ZANU-PF aligned Zimbabwe police officers have arrested the country's energy minister, and all but banned political activities such as rallies by the Movement for Democratic Change (MDC), while allowing those organized by President Robert Mugabe's ZANU-PF party. The energy minister, who is a prominent member of the MDC, has been arrested twice this month on corruption charges that his lawyers reject.
Police in Zimbabwe have again arrested the country's energy minister Elton Mangoma, this time as he traveled to work in Harare. He was released on bail last week on charges relating to a fuel deal he concluded when Zimbabwe's supplies ran short. He said after his release he had informed Mugabe about the deal. He was eventually released on bail.
Now he has been arrested again, allegedly in connection with a deal to buy electrical equipment for the country.
His lawyer Selby Hwacha confirmed the arrest Friday and said Mangoma was in police cells in central Harare and he denys the charges against his client.
Several human rights organizations say that the Zimbabwe Republic Police selectively arrest suspects, mainly supporters of Tsvangirai's MDC, and do insufficient investigations before arresting suspects.
Eric Matinenga, a lawyer and MDC minister for parliamentary and constitutional affairs said there is a record of what he called "malicious" arrests in Zimbabwe.
"This archaic business of you smell a rat, you arrest. You throw [that idea] away. You don't arrest and investigate. Where it is possible to bring that person to court at a convenient date that should be done. We know how people are so fond of wanting to parade these so called important people in town in police jeeps and trucks," said Matinenga.

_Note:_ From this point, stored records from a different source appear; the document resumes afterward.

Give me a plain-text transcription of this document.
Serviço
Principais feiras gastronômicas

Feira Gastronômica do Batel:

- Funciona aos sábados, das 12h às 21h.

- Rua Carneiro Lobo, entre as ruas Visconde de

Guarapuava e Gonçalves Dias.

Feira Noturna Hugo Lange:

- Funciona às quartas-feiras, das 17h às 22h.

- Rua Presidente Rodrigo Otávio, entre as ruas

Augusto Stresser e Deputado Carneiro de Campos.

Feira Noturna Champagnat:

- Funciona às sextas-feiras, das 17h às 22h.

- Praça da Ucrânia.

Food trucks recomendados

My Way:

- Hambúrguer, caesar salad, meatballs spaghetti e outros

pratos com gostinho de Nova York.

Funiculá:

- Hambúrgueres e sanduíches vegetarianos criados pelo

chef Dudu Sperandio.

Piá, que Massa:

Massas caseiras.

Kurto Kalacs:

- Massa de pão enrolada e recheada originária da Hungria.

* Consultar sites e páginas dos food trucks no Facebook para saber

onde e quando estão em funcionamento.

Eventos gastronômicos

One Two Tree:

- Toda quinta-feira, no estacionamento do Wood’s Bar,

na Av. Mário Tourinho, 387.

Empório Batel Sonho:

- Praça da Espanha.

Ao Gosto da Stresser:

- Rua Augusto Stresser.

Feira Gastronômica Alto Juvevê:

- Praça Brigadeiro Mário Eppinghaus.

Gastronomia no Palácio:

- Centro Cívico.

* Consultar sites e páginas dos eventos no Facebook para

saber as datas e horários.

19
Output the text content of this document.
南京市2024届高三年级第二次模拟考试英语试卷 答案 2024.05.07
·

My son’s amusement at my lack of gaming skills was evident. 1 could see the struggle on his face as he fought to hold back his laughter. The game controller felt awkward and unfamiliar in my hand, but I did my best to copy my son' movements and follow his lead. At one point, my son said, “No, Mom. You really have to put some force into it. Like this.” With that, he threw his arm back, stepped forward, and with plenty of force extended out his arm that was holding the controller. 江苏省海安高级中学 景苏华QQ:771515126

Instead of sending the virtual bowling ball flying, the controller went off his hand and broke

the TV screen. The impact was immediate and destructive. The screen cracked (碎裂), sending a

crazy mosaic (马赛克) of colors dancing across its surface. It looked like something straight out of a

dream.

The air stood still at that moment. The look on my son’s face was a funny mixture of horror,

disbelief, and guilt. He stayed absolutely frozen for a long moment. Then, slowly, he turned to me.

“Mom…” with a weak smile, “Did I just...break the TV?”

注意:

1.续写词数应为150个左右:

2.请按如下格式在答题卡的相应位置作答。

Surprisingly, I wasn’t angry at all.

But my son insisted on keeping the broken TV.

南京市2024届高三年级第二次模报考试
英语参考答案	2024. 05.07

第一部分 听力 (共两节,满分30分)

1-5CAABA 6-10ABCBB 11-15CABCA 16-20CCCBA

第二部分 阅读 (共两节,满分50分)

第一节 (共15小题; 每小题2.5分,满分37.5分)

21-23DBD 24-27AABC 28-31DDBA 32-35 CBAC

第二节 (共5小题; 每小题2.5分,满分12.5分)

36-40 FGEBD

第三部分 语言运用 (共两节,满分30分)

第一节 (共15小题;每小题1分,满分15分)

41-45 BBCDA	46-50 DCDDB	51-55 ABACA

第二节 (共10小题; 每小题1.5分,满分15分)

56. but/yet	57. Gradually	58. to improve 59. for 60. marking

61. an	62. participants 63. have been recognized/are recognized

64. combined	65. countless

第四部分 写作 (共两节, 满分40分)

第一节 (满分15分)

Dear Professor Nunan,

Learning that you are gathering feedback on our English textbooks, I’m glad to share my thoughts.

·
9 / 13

The home affairs ministry is controlled jointly by the MDC and ZANU-PF. MDC co-home affairs minister Theresa Makone says the police do not obey her orders.
Zimbabwe's present constitution says that the police commissioner, Augustine Chihuri is appointed by Mugabe.
There was no one available for comment at Zimbabwe police headquarters in Harare Friday.
Zimbabwe's police have also effectively ended all public activity for the Movement for Democratic Change party.
President Mugabe's ZANU-PF supporters are regularly holding rallies and political events in a campaign to collect signatures for a petition protesting continued European Union and United States financial and travel sanctions against 163 mainly ZANU-PF leaders and a number of businesses including a few state companies.
A week ago, the MDC was told first by police and then by the Harare High Court it could not hold a rally on an open field near the center of Harare because ZANU-PF was holding a rally nearby.
MDC lawyers went to the High Court asking for a ruling to allow the rally but Judge George Chiweshe refused permission.
Judge Chiweshe was former chairman of the Zimbabwe Election Commission which many analysts criticized as being partisan towards ZANU-PF during the last elections in 2008.
Harare mayor Muchadeyi Masunda told VOA that ZANU-PF had not applied to the City of Harare to hold the rally which police claimed would clash with the MDC event.
By the end of the day there had been no ZANU-PF rally, but scores of policemen and militant ZANU-PF members gathered where the MDC hoped to hold its peace rally.
There were several scuffles and a few people, mostly members of the public walking through the field to catch buses claimed they had been attacked by ZANU-PF supporters.
Zimbabwe's laws demand that political parties inform police when they wish to hold a rally, but they do not need police permission to hold rallies.